Aux États-Unis comme ailleurs, on a reproché aux médias de ne pas avoir couvert les attentats récents à Beyrouth comme ils le font pour ceux de Paris. Cette critique est justifiée et la réflexion autour des modes et des temps dans lesquels poser l’analyse de notre compassion et de notre attention est revigorante — nécessaire — mais Paris est, pour les Américains, un lieu de désir, une aspiration. Nous avons été élevés, presque béatement, avec ses clichés romantiques, et cette ville (par extension le pays tout entier) est associée à toutes nos expressions de l’amour et de la sensualité. Quand nous embrassons avec la langue, c’est un « French kiss », un baiser français. Quand mon roman a été traduit en français et bien reçu, un des mes amis écrivains m’a dit, « bien sûr que les Français aiment ton roman ; ils aiment le sexe et la mort ». Là où les Américains s’inquiétaient que mon livre soit « trop sombre », les lecteurs français ont reconnu des expériences quotidiennes et une analyse dans laquelle ils se sont reconnus et qu’ils pouvaient partager. Les Français sont plus pragmatiques que les Américains, même quand ils sont perplexes, quand il s’agit de pulsions et de mort ; leur histoire est bien plus longue que la nôtre ; ils ont enduré bien plus de choses. D’ailleurs, la mère de cette famille dans laquelle je vivais à Paris a répondu à mon message inquiet concernant les attaques terroristes en me demandant si « je me souvenais que Paris avait connu des problèmes similaires il y a quinze ans. Les gens ne peuvent arrêter de se faire la guerre. Chaque siècle à sa manière ». Elle a raison bien sûr, quand je vivais chez elle et dans sa famille, la ville se remettait à peine d’attentats à la bombe attribués au Hezbollah et des soldats patrouillaient dans les rues, armés de fusils d’assaut, le visage hargneux.
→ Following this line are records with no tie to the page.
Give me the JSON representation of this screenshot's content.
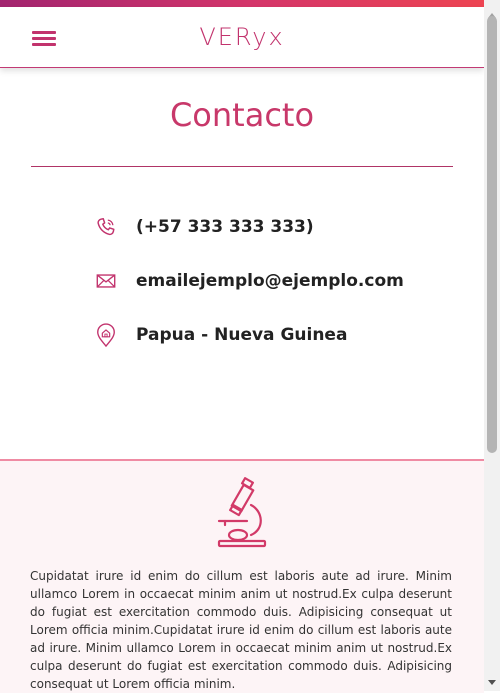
{
  "header": {
    "brand": "VERyx",
    "menu_icon": "hamburger-menu-icon"
  },
  "page": {
    "title": "Contacto"
  },
  "contact": {
    "items": [
      {
        "icon": "phone-icon",
        "text": "(+57 333 333 333)"
      },
      {
        "icon": "mail-icon",
        "text": "emailejemplo@ejemplo.com"
      },
      {
        "icon": "location-pin-icon",
        "text": "Papua - Nueva Guinea"
      }
    ]
  },
  "footer": {
    "icon": "microscope-icon",
    "text": "Cupidatat irure id enim do cillum est laboris aute ad irure. Minim ullamco Lorem in occaecat minim anim ut nostrud.Ex culpa deserunt do fugiat est exercitation commodo duis. Adipisicing consequat ut Lorem officia minim.Cupidatat irure id enim do cillum est laboris aute ad irure. Minim ullamco Lorem in occaecat minim anim ut nostrud.Ex culpa deserunt do fugiat est exercitation commodo duis. Adipisicing consequat ut Lorem officia minim."
  },
  "colors": {
    "accent": "#c2336d",
    "footer_bg": "#fdf4f6",
    "gradient_start": "#a2246f",
    "gradient_end": "#ef4550"
  }
}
CNN, le medium de l’époque, n’a pas mentionné ces attentats ou la manière dont Paris s’est relevée. M’interrogeant pour savoir si elle le peut encore une fois, je m’oblige à me détacher de la télé et cherche des réponses.
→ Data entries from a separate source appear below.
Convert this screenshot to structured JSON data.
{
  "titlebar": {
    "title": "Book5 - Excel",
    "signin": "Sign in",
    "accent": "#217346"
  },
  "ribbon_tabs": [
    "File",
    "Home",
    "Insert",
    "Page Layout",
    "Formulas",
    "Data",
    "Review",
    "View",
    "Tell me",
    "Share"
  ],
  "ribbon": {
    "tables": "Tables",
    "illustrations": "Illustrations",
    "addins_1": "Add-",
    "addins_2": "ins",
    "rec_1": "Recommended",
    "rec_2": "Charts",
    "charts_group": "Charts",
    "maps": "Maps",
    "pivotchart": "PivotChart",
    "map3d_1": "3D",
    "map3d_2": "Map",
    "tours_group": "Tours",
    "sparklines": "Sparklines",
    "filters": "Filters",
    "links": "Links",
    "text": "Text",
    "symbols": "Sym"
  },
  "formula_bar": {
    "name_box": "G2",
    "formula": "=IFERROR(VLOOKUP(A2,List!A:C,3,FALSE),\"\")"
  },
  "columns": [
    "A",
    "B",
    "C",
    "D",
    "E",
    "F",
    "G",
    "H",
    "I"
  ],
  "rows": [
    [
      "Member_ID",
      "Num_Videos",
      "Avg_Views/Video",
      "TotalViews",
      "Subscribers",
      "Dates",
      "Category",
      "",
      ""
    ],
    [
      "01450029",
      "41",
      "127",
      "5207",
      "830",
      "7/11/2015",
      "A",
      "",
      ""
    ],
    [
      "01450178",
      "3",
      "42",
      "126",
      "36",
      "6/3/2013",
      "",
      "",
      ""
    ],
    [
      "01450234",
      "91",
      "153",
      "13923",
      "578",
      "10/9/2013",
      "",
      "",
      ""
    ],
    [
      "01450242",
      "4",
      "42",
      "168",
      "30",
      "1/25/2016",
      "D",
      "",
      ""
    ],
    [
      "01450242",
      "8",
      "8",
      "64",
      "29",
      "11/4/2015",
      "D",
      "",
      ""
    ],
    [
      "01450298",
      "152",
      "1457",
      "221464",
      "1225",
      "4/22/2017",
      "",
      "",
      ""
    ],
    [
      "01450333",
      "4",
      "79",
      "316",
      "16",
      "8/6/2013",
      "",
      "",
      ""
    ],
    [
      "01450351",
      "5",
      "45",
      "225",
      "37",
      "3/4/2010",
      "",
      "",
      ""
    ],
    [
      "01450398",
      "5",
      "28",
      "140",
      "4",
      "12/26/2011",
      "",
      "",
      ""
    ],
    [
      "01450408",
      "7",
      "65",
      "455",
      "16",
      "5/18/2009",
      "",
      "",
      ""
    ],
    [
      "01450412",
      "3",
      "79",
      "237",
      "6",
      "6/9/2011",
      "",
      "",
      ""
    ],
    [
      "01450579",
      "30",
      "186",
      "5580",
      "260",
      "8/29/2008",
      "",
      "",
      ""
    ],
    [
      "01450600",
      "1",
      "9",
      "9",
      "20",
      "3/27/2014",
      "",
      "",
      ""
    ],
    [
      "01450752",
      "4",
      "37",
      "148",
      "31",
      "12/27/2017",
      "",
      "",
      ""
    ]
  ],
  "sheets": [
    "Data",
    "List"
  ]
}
Aujourd’hui j’ai marché vers un quai qui offre un panorama magnifique sur la nouvelle tour du World Trade. Il y a quelques jours, deux nuits durant, sa flèche a arboré les couleurs du drapeau français. Cette flèche est habituellement d’un blanc vif mais fantomatique, signe et affirmation de sa hauteur. Pendant des années, les New-Yorkais se sont inquiétés de ce qui viendrait prendre la place des tours qui ont été arrachées de notre ligne de gratte-ciels, mais j’ai aimé ce One World Trade dès l’instant de son achèvement. Il ne m’a pas semblé fanfaron, il m’a paru résilient, une forme de résistance. Solide. Conforme, sans aucun doute, il marque le lieu d’un mémorial d’autant plus capital en ces temps où tout, dans l’existence humaine, va si vite, est vécu si intensément, sur l’instant, mais aussi, souvent, dans la perspective d’un avenir tragique, qu’il nous arrive d’oublier de faire le deuil et de remarquer que nous survivons — imparfaitement, dans la rancœur, la peur et les larmes, avec nos cicatrices — , puisque nous survivons bel et bien.
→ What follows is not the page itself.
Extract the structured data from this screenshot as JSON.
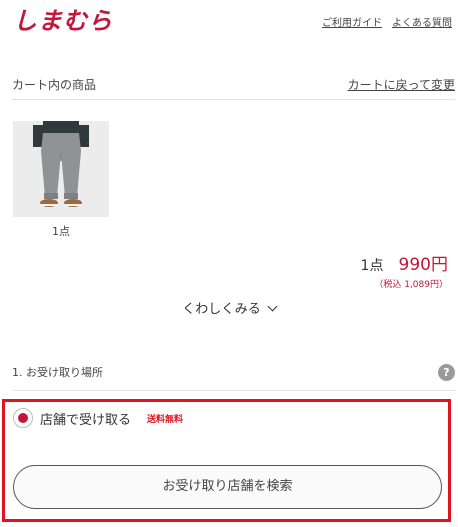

Je rentre chez moi et la nuit tombe, en ce jour qui s’avère être aussi celui de mon anniversaire, j’allume de nouveau une bougie pour Paris. Mon éditrice parisienne vient de m’envoyer un mail, elle m’écrit que « Paris panse ses plaies, toujours un peu trop de silence, mais la vie reprend le dessus ! » (en français dans le texte NDLT). Mon compagnon qui est devant la télé dans une autre pièce, me lance que « la femme enceinte qui a failli tomber de la fenêtre refuse les interviews. Elle refuse toute publicité ». L’apprendre me soulage. Elle se protège de nous. Son histoire, au moins pour le moment, elle ne la vivra pas devant les caméras. Mon compagnon poursuit : « Elle veut juste remercier l’homme qui l’a sauvée ». Moi aussi. Je lui suis immensément reconnaissante, pour cette femme et son bébé, qui pourra dire avoir survécu avant même d’avoir respiré pour la première fois ou d’avoir vu la lumière du jour et l’avoir jugée trop radieuse.